Where Does The Sun Come From? A Sneak Peek Into Our Star’s Past
Our story begins some billions of years ago, in a cold, quiet and boring corner on the inner rim of the Orion arm of the Milky Way, about 26,000 light-years away from the galactic center, in one of the many interstellar molecular clouds scattered throughout our galaxy.
And nothing really happens here, until …
The Great Orion Nebula, a large molecular cloud acting as a stellar nursery.
Meanwhile, a nearby massive star that kept burning hydrogen and helium for hundreds of millions of years is about to have a bad day.
Literally.
Iron is beginning to be created inside the star’s core, but Iron cannot be fused inside the core of a star.
As the star cannot fuse the Iron, the nuclear reactions in its core slows down.
In just a single day, the star that shone bright for millions or billions of years collapses on itself under its own gravity.
The outer layers of the star fall back on the dense nucleus with such a tremendous force that they rebound outwards in what is known as a supernova explosion.
An explosion so power to briefly outshine its own entire galaxy.
The Supernova SN1994D, outshining its host galaxy. (Credit: Hubble)
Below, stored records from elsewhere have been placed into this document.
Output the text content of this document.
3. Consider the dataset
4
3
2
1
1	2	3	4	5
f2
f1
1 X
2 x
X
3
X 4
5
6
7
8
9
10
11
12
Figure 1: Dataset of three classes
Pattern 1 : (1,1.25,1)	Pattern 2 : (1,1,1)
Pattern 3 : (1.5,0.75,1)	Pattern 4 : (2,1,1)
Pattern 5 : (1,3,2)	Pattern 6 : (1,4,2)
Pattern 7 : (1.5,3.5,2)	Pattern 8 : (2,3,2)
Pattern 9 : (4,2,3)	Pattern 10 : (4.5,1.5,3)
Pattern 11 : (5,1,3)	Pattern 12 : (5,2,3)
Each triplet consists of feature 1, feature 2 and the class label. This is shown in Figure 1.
Most of the star’s material is ejected into space with incredible speed and energy and is now rushing towards our placid molecular cloud.
And like a rock thrown in a pond, when the ejected material from the supernova explosion hits our cloud, it sends a series of shockwaves across it, setting things in motion.
Gravity will do the rest. Our Sun is born.
The remaining matter will create the rest of the Solar system: planets, asteroids, and comets, all orbiting the newly born star.
If you want to know more about stars, don’t miss this Stars 101 video from National Geographics.
But nothing is eternal, and the Sun, the solar system, and the life in it are born with an expiration date already set.
Where Is The Sun Going?: A Sneak Peek Into Our Star’s Future
Today the Sun has already shone for about 4.6 billion years now, having happily fused hydrogen and helium for about half of his lifetime.
One day, the Sun too will begin exhausting the hydrogen in its core and it will expand hundreds of times, becoming a red giant.
It will grow so large that its surface will possibly encompass Earth’s orbit, destroying Mercury, Venus, and our planet in the process.
At the end of its life, the Sun will not go supernova: it is not massive enough. Instead, it will shed its outer layers into space, creating a planetary nebula.